THE people of the world look upon a member of the church, that enters the dance, as let down, degraded, and his profession trailed in the dust. “Look there,” he exclaims, “that lady is a member of the church. I saw her immersed, and have seen her commune; she is no better than I am, and I know I am no Christian.” If the dancing professors could hear the numerous remarks thus made, in regard to their letting themselves down, degrading their profession and putting themselves on a level with the world, or below that level, their faces would burn, if they were not too much hardened to exercise a lively conscience.

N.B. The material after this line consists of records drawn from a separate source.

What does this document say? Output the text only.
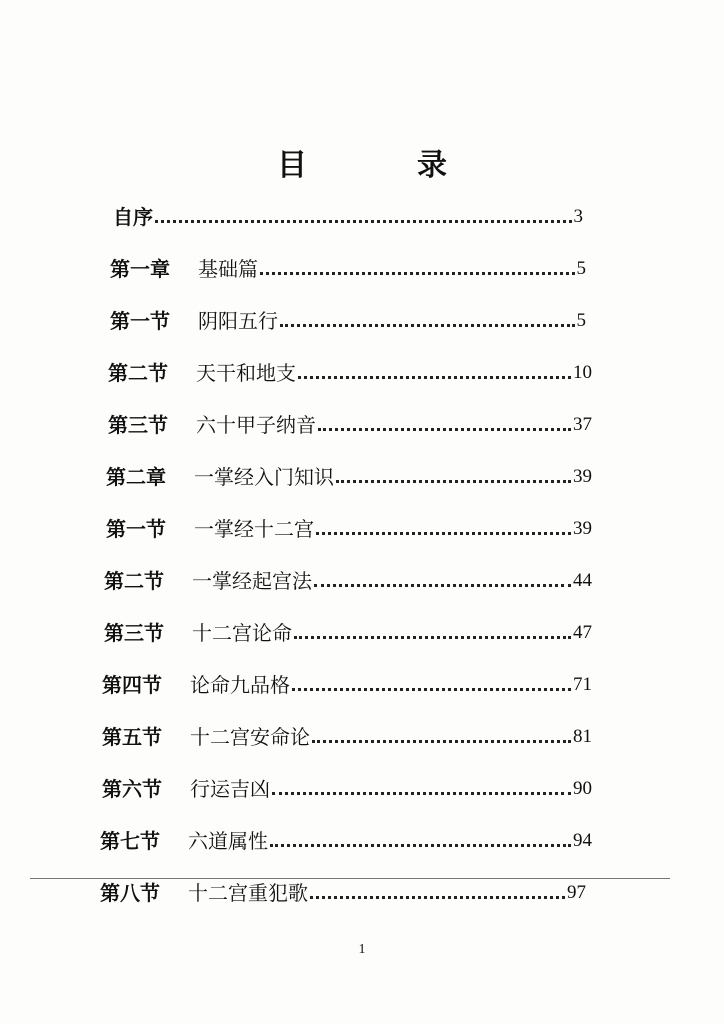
目　录
自序	3
第一章 基础篇	5
第一节 阴阳五行	5
第二节 天干和地支	10
第三节 六十甲子纳音	37
第二章 一掌经入门知识	39
第一节 一掌经十二宫	39
第二节 一掌经起宫法	44
第三节 十二宫论命	47
第四节 论命九品格	71
第五节 十二宫安命论	81
第六节 行运吉凶	90
第七节 六道属性	94
第八节 十二宫重犯歌	97
1
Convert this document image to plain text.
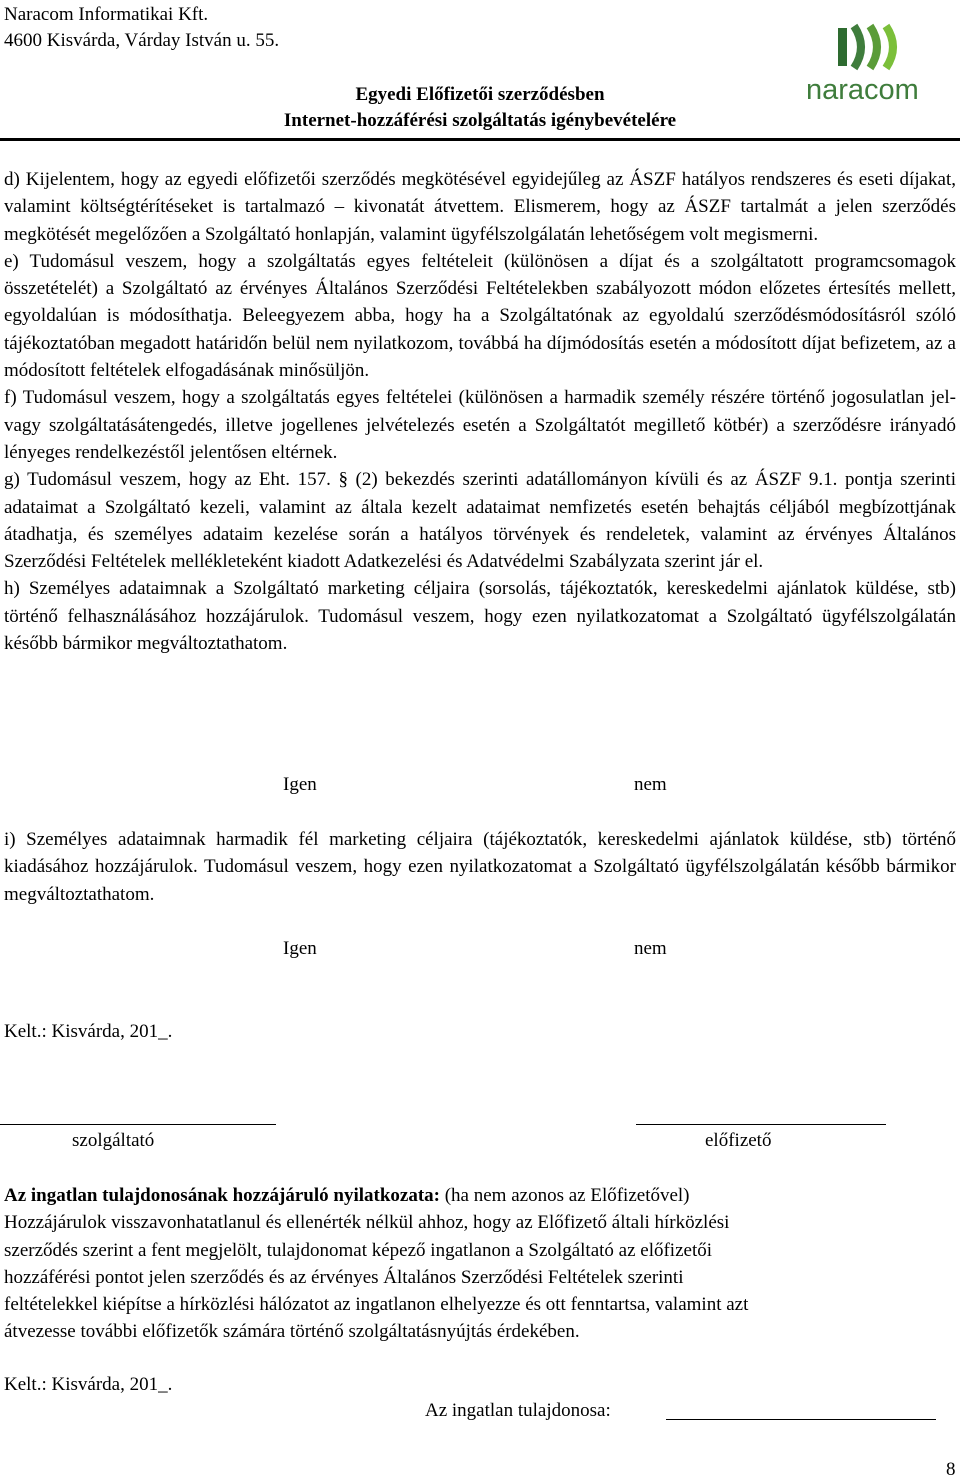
Naracom Informatikai Kft.
4600 Kisvárda, Várday István u. 55.
Egyedi Előfizetői szerződésben
Internet-hozzáférési szolgáltatás igénybevételére
naracom

d) Kijelentem, hogy az egyedi előfizetői szerződés megkötésével egyidejűleg az ÁSZF hatályos rendszeres és eseti díjakat, valamint költségtérítéseket is tartalmazó – kivonatát átvettem. Elismerem, hogy az ÁSZF tartalmát a jelen szerződés megkötését megelőzően a Szolgáltató honlapján, valamint ügyfélszolgálatán lehetőségem volt megismerni.

e) Tudomásul veszem, hogy a szolgáltatás egyes feltételeit (különösen a díjat és a szolgáltatott programcsomagok összetételét) a Szolgáltató az érvényes Általános Szerződési Feltételekben szabályozott módon előzetes értesítés mellett, egyoldalúan is módosíthatja. Beleegyezem abba, hogy ha a Szolgáltatónak az egyoldalú szerződésmódosításról szóló tájékoztatóban megadott határidőn belül nem nyilatkozom, továbbá ha díjmódosítás esetén a módosított díjat befizetem, az a módosított feltételek elfogadásának minősüljön.

f) Tudomásul veszem, hogy a szolgáltatás egyes feltételei (különösen a harmadik személy részére történő jogosulatlan jel- vagy szolgáltatásátengedés, illetve jogellenes jelvételezés esetén a Szolgáltatót megillető kötbér) a szerződésre irányadó lényeges rendelkezéstől jelentősen eltérnek.

g) Tudomásul veszem, hogy az Eht. 157. § (2) bekezdés szerinti adatállományon kívüli és az ÁSZF 9.1. pontja szerinti adataimat a Szolgáltató kezeli, valamint az általa kezelt adataimat nemfizetés esetén behajtás céljából megbízottjának átadhatja, és személyes adataim kezelése során a hatályos törvények és rendeletek, valamint az érvényes Általános Szerződési Feltételek mellékleteként kiadott Adatkezelési és Adatvédelmi Szabályzata szerint jár el.

h) Személyes adataimnak a Szolgáltató marketing céljaira (sorsolás, tájékoztatók, kereskedelmi ajánlatok küldése, stb) történő felhasználásához hozzájárulok. Tudomásul veszem, hogy ezen nyilatkozatomat a Szolgáltató ügyfélszolgálatán később bármikor megváltoztathatom.

Igen	nem

i) Személyes adataimnak harmadik fél marketing céljaira (tájékoztatók, kereskedelmi ajánlatok küldése, stb) történő kiadásához hozzájárulok. Tudomásul veszem, hogy ezen nyilatkozatomat a Szolgáltató ügyfélszolgálatán később bármikor megváltoztathatom.

Igen	nem
Kelt.: Kisvárda, 201_.
szolgáltató	előfizető

Az ingatlan tulajdonosának hozzájáruló nyilatkozata: (ha nem azonos az Előfizetővel)

Hozzájárulok visszavonhatatlanul és ellenérték nélkül ahhoz, hogy az Előfizető általi hírközlési

szerződés szerint a fent megjelölt, tulajdonomat képező ingatlanon a Szolgáltató az előfizetői

hozzáférési pontot jelen szerződés és az érvényes Általános Szerződési Feltételek szerinti

feltételekkel kiépítse a hírközlési hálózatot az ingatlanon elhelyezze és ott fenntartsa, valamint azt

átvezesse további előfizetők számára történő szolgáltatásnyújtás érdekében.

Kelt.: Kisvárda, 201_.
Az ingatlan tulajdonosa:
8
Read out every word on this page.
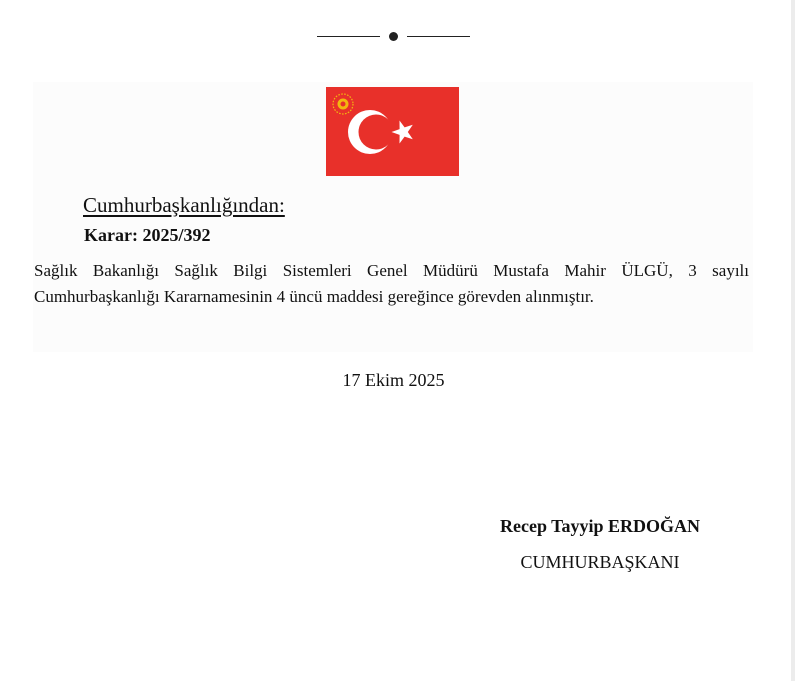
Cumhurbaşkanlığından:
Karar: 2025/392
Sağlık Bakanlığı Sağlık Bilgi Sistemleri Genel Müdürü Mustafa Mahir ÜLGÜ, 3 sayılı Cumhurbaşkanlığı Kararnamesinin 4 üncü maddesi gereğince görevden alınmıştır.
17 Ekim 2025
Recep Tayyip ERDOĞAN
CUMHURBAŞKANI
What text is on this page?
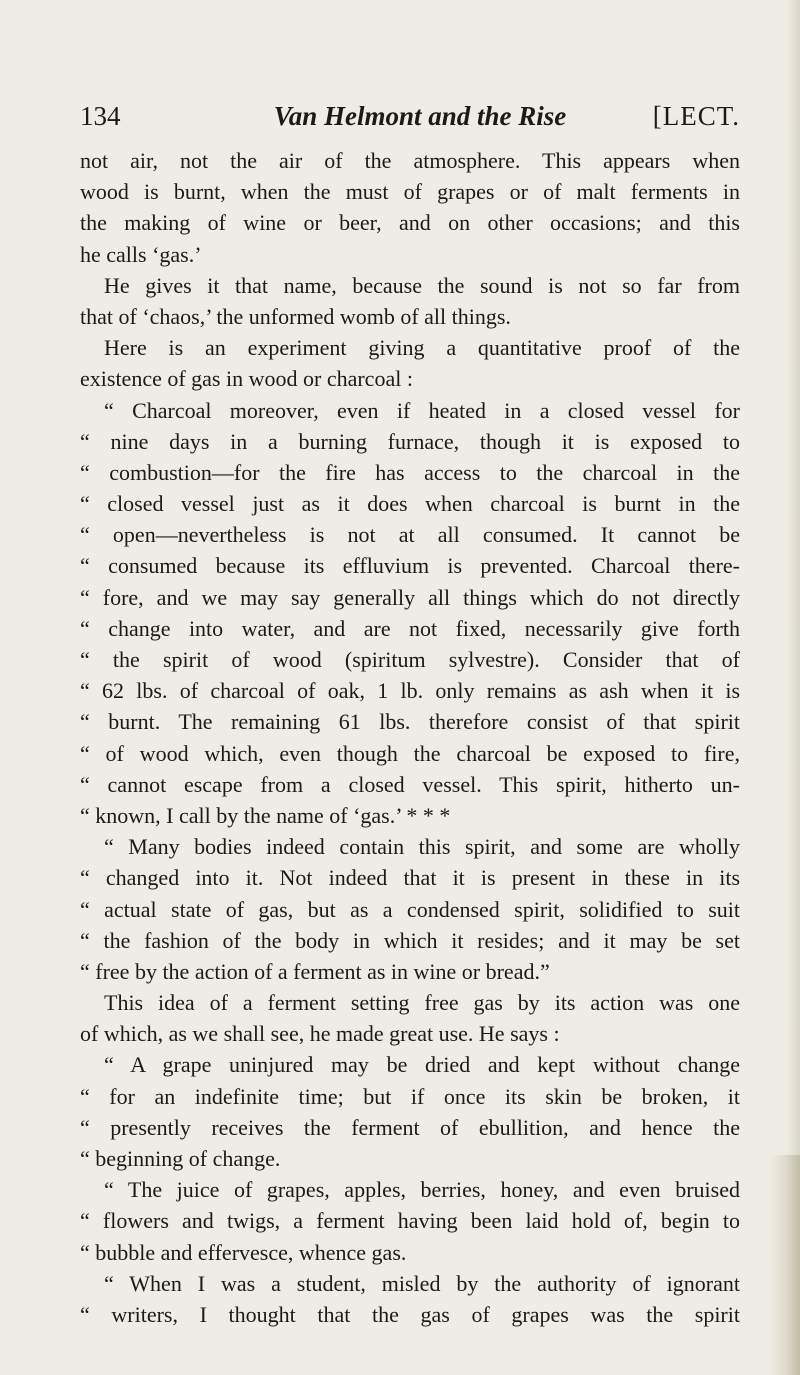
134	Van Helmont and the Rise	[LECT.
not air, not the air of the atmosphere. This appears when
wood is burnt, when the must of grapes or of malt ferments in
the making of wine or beer, and on other occasions; and this
he calls ‘gas.’
He gives it that name, because the sound is not so far from
that of ‘chaos,’ the unformed womb of all things.
Here is an experiment giving a quantitative proof of the
existence of gas in wood or charcoal :
“ Charcoal moreover, even if heated in a closed vessel for
“ nine days in a burning furnace, though it is exposed to
“ combustion—for the fire has access to the charcoal in the
“ closed vessel just as it does when charcoal is burnt in the
“ open—nevertheless is not at all consumed. It cannot be
“ consumed because its effluvium is prevented. Charcoal there-
“ fore, and we may say generally all things which do not directly
“ change into water, and are not fixed, necessarily give forth
“ the spirit of wood (spiritum sylvestre). Consider that of
“ 62 lbs. of charcoal of oak, 1 lb. only remains as ash when it is
“ burnt. The remaining 61 lbs. therefore consist of that spirit
“ of wood which, even though the charcoal be exposed to fire,
“ cannot escape from a closed vessel. This spirit, hitherto un-
“ known, I call by the name of ‘gas.’ * * *
“ Many bodies indeed contain this spirit, and some are wholly
“ changed into it. Not indeed that it is present in these in its
“ actual state of gas, but as a condensed spirit, solidified to suit
“ the fashion of the body in which it resides; and it may be set
“ free by the action of a ferment as in wine or bread.”
This idea of a ferment setting free gas by its action was one
of which, as we shall see, he made great use. He says :
“ A grape uninjured may be dried and kept without change
“ for an indefinite time; but if once its skin be broken, it
“ presently receives the ferment of ebullition, and hence the
“ beginning of change.
“ The juice of grapes, apples, berries, honey, and even bruised
“ flowers and twigs, a ferment having been laid hold of, begin to
“ bubble and effervesce, whence gas.
“ When I was a student, misled by the authority of ignorant
“ writers, I thought that the gas of grapes was the spirit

We are only deceiving ourselves, and that too, most woefully, if we think that the dancers, theater-goers, horse-racers, gamblers and drunkards, claiming to be members of a church, are on their way to heaven. Their baptism is all nothing. Their communion is mockery, an insult to the Majesty of heaven and earth. Their sitting in choirs and taking into their polluted lips the pure words of praises, supplications and thanksgiving, in the midst of the pure worship of saints, is a desecration of the appointments of God.
When we think of saving men, we must not think merely of getting them into immersion, or into the church, but, in the true sense, we must turn them to God—turn them from their sins. The love of sin must be destroyed in them, and the love of God established. They must, in the full import of the term, be made “new creatures,” conformed to the image of Christ. We must see in them not simply a desire to see how near they can be like the world, and not be excluded from the church; how deep they can dip into the follies of the world, and not be lost; how near the verge of perdition they can run and not fall in. But they must “love not the world, nor the things of the world,” make it a matter of prayer, and study how to live and walk with God; how to have the continual care and gracious providence of God over them. No man is a profitable member of the church, that simply escapes being turned out, any more than he is a good citizen who barely escapes fines, imprisonment and the gallows, or who does everything and any thing that the law does not expressly forbid. A man may be a bad and worthless fellow and not be fined nor imprisoned. So a member of the church may be bad, and not only worthless but injurious to the church, and not be turned out. There may not be enough spiritual life, moral standing and respect for the law of God, in the church, to enforce the law of Christ.
May we awake to the state of things, cry aloud and spare not, and never cease our supplications to heaven till we see an improvement. We are only deceived in dancers to allow them to remain in the church, and thus permit them to enjoy the idea that they are Christians.